Dr. Tal Zaks, Moderna’s chief medical officer, told the AP that when he heard of the new results, “I allowed myself to cry for the first time.”
Earlier this month, Moderna had reported that its vaccine candidate, which was developed in conjunction with the Trump administration’s Operation Warp Speed, was successful at combating the coronavirus, helping raise hopes that a pandemic that has killed at least 266,000 Americans and 1.4 million people worldwide might soon be tamed. Monday’s data is further proof that the company’s innovative approach, which involves harnessing messenger RNA, is working. The pharmaceutical giant Pfizer, which has taken a similar approach, reported positive results from its vaccine trials the same week as Moderna, and is also seeking the FDA’s emergency authorization. Another competitor, AstraZeneca, published sunny results, but faces questions about its vaccine practices and methodology.
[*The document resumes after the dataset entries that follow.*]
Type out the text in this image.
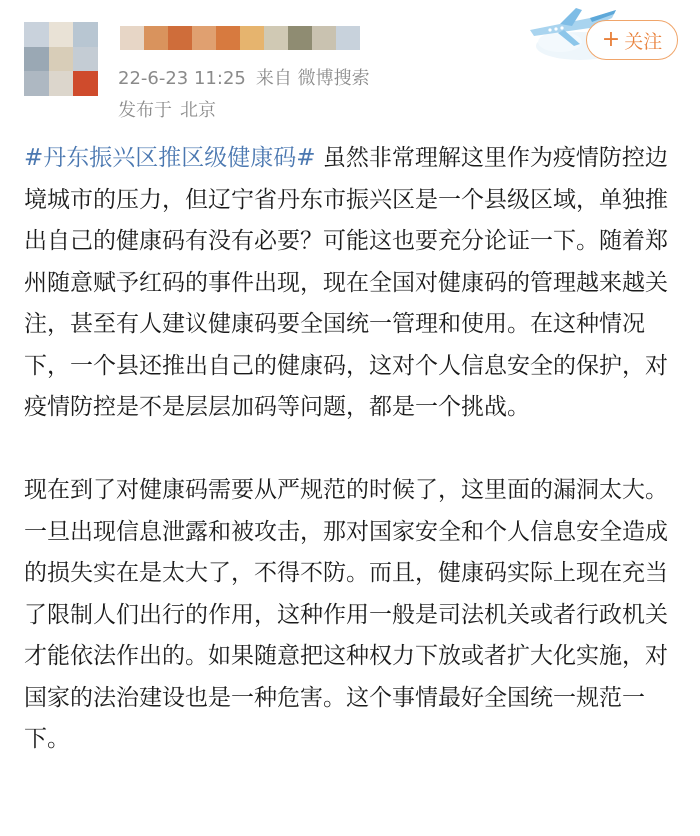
22-6-23 11:25 来自 微博搜索
发布于 北京
+ 关注

#丹东振兴区推区级健康码# 虽然非常理解这里作为疫情防控边境城市的压力，但辽宁省丹东市振兴区是一个县级区域，单独推出自己的健康码有没有必要？可能这也要充分论证一下。随着郑州随意赋予红码的事件出现，现在全国对健康码的管理越来越关注，甚至有人建议健康码要全国统一管理和使用。在这种情况下，一个县还推出自己的健康码，这对个人信息安全的保护，对疫情防控是不是层层加码等问题，都是一个挑战。

现在到了对健康码需要从严规范的时候了，这里面的漏洞太大。一旦出现信息泄露和被攻击，那对国家安全和个人信息安全造成的损失实在是太大了，不得不防。而且，健康码实际上现在充当了限制人们出行的作用，这种作用一般是司法机关或者行政机关才能依法作出的。如果随意把这种权力下放或者扩大化实施，对国家的法治建设也是一种危害。这个事情最好全国统一规范一下。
If the FDA grants authorization — President Trump is urging the agency to do so — Moderna says it can produce up to 20 million doses of its vaccine — which requires two doses per person — by late December, and many multiples of that in 2021. The first doses would likely go to high-risk populations, like health-care workers and nursing-home residents, before being rolled out to the general population.
Beyond the logistical challenge of delivering enough shots, the two-dose vaccine presents a potential problem. Patients in Moderna and Pfizer’s coronavirus trials have reported side effects from the first shot including high fever, bad headaches, and exhaustion, raising the possibility that people may not return for the second one. At least one major pharmaceutical player, Johnson & Johnson, is working on a one-dose vaccine, but has yet to publish results from its trials.